MOSCOW — Senegal became the first African team to win at this year’s World Cup, defeating Poland 2-1 Tuesday on a first-half own-goal and a controversial second-half strike by Mbaye Niang.
Senegal, back in the tournament for the first time since 2002, went ahead in the 37th minute when Thiago Cionek’s attempted block of Idrissa Gueye’s shot wrong-footed goalkeeper Wojciech Szczesny, who was picked to start over fellow Arsenal castoff Lukasz Fabianski.
Niang, who had returned to the field from treatment, later beat Szczesny to a backpass and had an open net when he doubled the lead in the 60th.
Grzegorz Krychowiak, whose backpass led to Senegal’s second goal, headed in a free kick in the 86th minute to end Poland’s streak of five straight scoreless World Cup openers.
Both teams’ stars, Senegal’s Sadio Mane and Poland’s Robert Lewandowski, rarely threatened in quiet World Cup debuts.
Senegal is tied for the group lead with Japan, which upset Colombia 2-1 earlier. Senegal will play Japan on Sunday, when Poland meets Colombia.
Egypt, Morocco, Nigeria and Tunisia had been outscored 6-1 as African teams started 0-4.
Poland kept up its track record of dismal World Cup starts. It has four losses and three draws since beating Argentina in 1974.
Senegal President Macky Sall was in the stands to watch his nation’s first World Cup match since 2002, when the team reached the quarterfinals before losing to Turkey. Poland returned for the first time since 2006.
Poland fans in red and white were about three-quarters of the crowd, and they chanted and clapped throughout.

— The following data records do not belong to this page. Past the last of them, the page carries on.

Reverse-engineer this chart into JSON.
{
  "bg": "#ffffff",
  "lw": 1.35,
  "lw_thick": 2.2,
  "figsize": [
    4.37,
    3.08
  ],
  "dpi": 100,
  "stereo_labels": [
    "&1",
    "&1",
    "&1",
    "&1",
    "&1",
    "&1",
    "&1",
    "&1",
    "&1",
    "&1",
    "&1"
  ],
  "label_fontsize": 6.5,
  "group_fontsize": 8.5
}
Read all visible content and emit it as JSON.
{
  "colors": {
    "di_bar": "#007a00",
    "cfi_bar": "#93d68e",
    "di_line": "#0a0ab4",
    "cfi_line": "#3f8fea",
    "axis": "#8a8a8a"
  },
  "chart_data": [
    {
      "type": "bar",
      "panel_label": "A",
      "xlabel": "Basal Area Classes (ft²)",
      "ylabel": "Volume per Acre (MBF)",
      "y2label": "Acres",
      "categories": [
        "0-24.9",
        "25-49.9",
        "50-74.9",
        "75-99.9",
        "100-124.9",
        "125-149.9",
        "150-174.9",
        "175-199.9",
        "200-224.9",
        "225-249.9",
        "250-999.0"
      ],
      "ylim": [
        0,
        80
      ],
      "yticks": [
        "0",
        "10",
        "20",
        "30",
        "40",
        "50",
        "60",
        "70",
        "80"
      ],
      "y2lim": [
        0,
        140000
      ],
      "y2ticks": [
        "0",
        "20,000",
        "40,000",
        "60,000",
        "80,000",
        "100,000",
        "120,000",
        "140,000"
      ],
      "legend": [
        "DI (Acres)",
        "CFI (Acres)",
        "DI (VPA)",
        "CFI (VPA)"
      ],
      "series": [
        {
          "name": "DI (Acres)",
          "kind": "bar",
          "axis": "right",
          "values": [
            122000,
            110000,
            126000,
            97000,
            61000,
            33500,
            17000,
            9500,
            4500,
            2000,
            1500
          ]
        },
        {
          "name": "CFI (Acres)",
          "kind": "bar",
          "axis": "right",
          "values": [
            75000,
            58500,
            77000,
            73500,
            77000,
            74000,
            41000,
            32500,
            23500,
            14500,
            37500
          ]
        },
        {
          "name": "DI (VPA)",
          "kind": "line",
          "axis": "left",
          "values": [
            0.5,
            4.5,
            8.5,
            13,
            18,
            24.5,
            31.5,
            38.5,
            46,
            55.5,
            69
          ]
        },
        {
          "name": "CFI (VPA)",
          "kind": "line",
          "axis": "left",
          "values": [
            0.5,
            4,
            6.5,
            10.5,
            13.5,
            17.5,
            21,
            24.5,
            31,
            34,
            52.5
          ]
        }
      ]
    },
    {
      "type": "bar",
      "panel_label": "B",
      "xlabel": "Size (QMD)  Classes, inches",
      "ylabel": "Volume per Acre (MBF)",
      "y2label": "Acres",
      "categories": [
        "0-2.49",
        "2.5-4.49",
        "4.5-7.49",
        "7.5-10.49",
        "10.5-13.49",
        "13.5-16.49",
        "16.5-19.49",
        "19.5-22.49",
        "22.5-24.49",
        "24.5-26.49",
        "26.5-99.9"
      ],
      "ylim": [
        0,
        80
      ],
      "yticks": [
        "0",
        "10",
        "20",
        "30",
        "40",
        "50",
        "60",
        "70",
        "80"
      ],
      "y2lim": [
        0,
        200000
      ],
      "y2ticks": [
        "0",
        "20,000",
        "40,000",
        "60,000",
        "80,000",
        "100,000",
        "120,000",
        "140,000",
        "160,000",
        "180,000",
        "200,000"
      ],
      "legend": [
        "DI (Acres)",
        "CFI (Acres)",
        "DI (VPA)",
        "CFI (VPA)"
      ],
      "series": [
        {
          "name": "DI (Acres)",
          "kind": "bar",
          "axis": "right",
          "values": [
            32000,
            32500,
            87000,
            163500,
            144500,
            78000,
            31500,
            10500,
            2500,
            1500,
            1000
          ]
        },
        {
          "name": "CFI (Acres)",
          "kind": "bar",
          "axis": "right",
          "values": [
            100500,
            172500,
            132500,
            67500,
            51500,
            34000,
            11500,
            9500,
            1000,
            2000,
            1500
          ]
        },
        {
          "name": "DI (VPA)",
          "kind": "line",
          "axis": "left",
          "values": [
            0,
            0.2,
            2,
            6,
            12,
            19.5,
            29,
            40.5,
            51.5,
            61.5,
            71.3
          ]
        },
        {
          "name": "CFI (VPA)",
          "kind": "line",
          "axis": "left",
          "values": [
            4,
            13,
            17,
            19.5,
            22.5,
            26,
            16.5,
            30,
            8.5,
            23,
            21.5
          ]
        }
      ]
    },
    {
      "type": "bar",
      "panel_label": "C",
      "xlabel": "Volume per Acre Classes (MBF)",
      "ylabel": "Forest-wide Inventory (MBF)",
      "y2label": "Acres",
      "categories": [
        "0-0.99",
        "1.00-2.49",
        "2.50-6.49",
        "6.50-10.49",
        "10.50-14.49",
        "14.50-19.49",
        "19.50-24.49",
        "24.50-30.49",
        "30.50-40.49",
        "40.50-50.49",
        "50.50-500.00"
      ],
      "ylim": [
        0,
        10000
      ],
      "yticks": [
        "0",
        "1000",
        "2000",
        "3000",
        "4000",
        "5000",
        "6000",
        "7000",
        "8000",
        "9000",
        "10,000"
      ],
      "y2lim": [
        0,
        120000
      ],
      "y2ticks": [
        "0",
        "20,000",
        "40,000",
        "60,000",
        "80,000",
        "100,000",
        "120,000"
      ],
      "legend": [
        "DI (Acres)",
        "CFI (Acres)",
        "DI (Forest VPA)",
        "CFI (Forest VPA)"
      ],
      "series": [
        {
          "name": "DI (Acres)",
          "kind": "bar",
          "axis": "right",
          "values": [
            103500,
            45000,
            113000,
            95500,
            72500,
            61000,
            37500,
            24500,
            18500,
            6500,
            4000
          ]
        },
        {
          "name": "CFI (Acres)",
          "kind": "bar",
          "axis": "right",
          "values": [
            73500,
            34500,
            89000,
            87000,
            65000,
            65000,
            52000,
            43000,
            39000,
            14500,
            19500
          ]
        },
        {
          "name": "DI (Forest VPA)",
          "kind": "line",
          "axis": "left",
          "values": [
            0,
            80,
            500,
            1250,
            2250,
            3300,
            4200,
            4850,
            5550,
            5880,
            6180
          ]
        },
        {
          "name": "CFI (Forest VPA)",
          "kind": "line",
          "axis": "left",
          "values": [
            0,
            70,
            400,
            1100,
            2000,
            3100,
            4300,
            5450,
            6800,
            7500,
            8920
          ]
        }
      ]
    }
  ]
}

Lewandowski topped the Bundesliga in scoring in three of the last five seasons and while he had 16 of Poland’s 28 goals in qualifying, he managed only one goal at the 2012 European Championship and one at Euro 2016.
Senegal took the lead when Niang went around Lukasz Piszczek on the flank following a restart and centred to Mane. The Senegal midfielder passed to Gueye, whose right-footed shot from the arc headed toward Szczesny’s far post. Cionek, near the penalty spot, lifted his right leg and deflected the ball past Szczesny’s other side for the fourth own-goal of the tournament.
Poland shifted to a three-man backline at the start of the second half, and Senegal’s Salif Sane got a yellow in the 49th for tripping Lewandowski from behind as this forward was running onto a through pass. As Poland pushed for an equalizer, Khadim Ndiaye dived to his left to parry Lewandowski’s free kick, and Piszczek put an open shot into the side net in the 56th.
Then came an unusual goal. Niang had been off the field for treatment after Jan Bednarek stomped on a foot. Referee Nawaf Shukralla of Bahrain, a veteran of two World Cup matches in 2014, waved Niang to come back on the field just as Krychowiak lofted a backpass from the centre circle to Szczesny. Niang let it bounce twice, knocked the ball past the goalkeeper then sprinted to catch up as the ball bounced three more times, and he tapped it into the open net from about 8 yards.
Krychowiak scored from a free kick by Kamil Grosicki from about 35 yards, but Ndiaye made the lead hold up when grabbed a corner kick in stoppage time.
Few would have predicted the results in the group, which put both favourites at the bottom. Poland is ranked eighth, and six of the top eight teams in the FIFA rankings have failed to win their openers — Belgium and France are the exceptions.
The match was played at red-and-white Otkritie Arena, the 4-year-old home of Spartak Moscow, where Alexander Rukavishnikov’s 80-foot (25-meter) bronze statue of Spartacus rises high. The Russian club is named after the Thracian gladiator who led a slave rebellion against the Romans.
Poland: Midfielder Jakub Blaszczykowski started limping midway through the first half and his right calf was treated just before the restart that led to the goal. He was replaced by Bednarek at the start of the second half.